There is a certain feature in iptables that is not so well documented and may therefore be overlooked by a lot of people (yes, including me). If you use state NEW, packets with the SYN bit unset will get through your firewall. This feature is there because in certain cases we want to consider that a packet may be part of an already ESTABLISHED connection on, for instance, another firewall. This feature makes it possible to have two or more firewalls, and for one of the firewalls to go down without any loss of data. The firewalling of the subnet could then be taken over by our secondary firewall. This does however lead to the fact that state NEW will allow pretty much any kind of TCP connection, regardless if this is the initial 3-way handshake or not. To take care of this problem we add the following rules to our firewalls INPUT, OUTPUT and FORWARD chain:
$IPTABLES -A INPUT -p tcp ! --syn -m state --state NEW -j LOG \ --log-prefix "New not syn:" $IPTABLES -A INPUT -p tcp ! --syn -m state --state NEW -j DROP
The above rules will take care of this problem. This is a badly documented behavior of the Netfilter/iptables project and should definitely be more highlighted. In other words, a huge warning is in its place for this kind of behavior on your firewall.

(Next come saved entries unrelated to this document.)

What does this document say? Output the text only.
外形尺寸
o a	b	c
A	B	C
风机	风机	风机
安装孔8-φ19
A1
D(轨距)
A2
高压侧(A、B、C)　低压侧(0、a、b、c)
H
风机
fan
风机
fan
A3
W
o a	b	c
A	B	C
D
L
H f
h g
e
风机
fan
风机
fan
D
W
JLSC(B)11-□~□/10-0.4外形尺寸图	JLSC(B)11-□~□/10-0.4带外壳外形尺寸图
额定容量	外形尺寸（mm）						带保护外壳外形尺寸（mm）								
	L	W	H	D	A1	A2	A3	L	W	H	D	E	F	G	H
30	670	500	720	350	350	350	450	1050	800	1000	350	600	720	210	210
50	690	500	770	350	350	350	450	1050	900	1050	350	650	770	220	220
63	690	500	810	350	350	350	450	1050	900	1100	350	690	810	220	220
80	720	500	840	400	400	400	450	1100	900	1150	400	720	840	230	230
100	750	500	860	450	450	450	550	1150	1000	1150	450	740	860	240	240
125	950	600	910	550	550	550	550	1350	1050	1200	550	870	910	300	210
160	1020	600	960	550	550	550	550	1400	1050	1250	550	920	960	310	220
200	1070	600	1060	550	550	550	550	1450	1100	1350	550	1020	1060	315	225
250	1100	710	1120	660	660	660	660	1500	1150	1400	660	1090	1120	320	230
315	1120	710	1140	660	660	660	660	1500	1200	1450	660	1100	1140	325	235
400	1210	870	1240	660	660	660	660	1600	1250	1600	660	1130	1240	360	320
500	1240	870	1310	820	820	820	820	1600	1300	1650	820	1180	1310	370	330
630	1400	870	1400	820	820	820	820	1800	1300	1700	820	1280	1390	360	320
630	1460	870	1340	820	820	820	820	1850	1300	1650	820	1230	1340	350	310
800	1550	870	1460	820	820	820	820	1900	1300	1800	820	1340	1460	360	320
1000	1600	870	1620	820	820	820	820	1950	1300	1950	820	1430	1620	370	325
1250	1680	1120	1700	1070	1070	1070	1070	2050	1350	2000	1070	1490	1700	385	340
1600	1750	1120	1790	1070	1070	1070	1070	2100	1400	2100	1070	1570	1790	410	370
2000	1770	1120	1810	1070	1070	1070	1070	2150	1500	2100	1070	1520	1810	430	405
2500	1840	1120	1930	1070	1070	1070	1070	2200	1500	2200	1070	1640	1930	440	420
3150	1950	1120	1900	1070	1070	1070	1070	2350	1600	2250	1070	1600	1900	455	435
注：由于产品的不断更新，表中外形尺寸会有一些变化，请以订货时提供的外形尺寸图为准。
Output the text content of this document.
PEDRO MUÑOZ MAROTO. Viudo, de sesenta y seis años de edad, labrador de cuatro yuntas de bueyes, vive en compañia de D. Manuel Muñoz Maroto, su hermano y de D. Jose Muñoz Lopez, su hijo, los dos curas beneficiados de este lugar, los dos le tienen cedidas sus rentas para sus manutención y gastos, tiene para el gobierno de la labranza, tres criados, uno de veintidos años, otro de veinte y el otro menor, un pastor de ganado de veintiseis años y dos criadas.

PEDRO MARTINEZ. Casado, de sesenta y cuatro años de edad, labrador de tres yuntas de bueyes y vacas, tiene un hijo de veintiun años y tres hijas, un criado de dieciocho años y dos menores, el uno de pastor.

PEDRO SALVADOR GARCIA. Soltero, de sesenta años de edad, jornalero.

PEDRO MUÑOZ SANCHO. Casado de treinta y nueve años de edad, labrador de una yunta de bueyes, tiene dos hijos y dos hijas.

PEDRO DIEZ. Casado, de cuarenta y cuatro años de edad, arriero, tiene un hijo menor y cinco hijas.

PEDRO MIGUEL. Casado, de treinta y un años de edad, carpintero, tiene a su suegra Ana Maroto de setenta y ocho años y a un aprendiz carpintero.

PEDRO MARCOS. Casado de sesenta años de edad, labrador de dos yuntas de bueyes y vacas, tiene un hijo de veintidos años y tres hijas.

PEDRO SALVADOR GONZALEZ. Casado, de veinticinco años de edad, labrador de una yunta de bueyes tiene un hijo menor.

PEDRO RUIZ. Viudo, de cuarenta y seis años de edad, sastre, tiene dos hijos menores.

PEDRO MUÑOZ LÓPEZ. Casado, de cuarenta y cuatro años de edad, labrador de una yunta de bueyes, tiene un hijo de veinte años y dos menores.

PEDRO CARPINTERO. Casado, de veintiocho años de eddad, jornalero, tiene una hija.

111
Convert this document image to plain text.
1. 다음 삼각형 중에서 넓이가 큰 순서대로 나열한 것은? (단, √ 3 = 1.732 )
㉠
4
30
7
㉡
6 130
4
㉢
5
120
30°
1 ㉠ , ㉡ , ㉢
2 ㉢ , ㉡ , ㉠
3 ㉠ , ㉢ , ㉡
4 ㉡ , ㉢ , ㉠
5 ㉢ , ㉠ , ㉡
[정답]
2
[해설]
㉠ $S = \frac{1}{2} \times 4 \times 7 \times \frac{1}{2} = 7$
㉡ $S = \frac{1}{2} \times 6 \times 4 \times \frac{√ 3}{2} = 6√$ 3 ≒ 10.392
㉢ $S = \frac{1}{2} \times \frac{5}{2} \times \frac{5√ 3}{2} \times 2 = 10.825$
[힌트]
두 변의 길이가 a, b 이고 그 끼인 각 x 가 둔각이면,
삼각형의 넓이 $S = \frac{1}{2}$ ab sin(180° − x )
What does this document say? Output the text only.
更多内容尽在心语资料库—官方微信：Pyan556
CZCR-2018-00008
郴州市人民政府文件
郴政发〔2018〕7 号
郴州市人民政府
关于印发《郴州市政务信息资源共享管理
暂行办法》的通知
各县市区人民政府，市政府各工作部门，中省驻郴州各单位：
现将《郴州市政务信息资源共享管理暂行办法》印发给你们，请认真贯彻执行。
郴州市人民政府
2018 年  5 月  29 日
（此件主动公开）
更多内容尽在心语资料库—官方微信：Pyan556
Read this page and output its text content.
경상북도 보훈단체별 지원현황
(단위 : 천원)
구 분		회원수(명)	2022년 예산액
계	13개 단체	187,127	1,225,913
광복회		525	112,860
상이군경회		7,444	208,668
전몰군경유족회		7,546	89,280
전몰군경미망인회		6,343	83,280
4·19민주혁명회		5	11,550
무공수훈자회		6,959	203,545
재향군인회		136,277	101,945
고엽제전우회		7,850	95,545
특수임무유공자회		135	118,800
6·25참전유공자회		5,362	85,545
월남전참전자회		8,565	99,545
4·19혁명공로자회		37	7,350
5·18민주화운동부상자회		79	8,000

Note that there are some troubles with the above rules and bad Microsoft TCP/IP implementations. The above rules will lead to certain conditions where packets generated by Microsoft product gets labeled as state NEW and hence get logged and dropped. It will however not lead to broken connections to my knowledge. The problem occurs when a connection gets closed, the final FIN/ACK is sent, the state machine of Netfilter closes the connection and it is no longer in the conntrack table. At this point the faulty Microsoft implementation sends another packet which is considered as state NEW but lacks the SYN bit and hence gets matched by the above rules. In other words, don't worry to much about this rule, or if you are worried anyways, set the --log-headers option to the rule and log the headers too and you'll get a better look at what the packet looks like.
There is one more known problem with these rules. If someone is currently connected to the firewall, let's say from the LAN, and you have the script set to be activated when running a PPP connection. In this case, when you start the PPP connection, the person previously connected through the LAN will be more or less killed. This only applies when you are running with the conntrack and nat code bases as modules, and the modules are loaded and unloaded each time you run the script. Another way to get this problem is to run the rc.firewall.txt script from a telnet connection from a host not on the actual firewall. To put it simply, you connect with telnet or some other stream connection. Start the connection tracking modules, then load the NEW not SYN packet rules. Finally, the telnet client or daemon tries to send something. the connection tracking code will not recognize this connection as a legal connection since it has not seen packets in any direction on this connection before, also there will be no SYN bits set since it is not actually the first packet in the connection. Hence, the packet will match to the rules and be logged and after-wards dropped to the ground.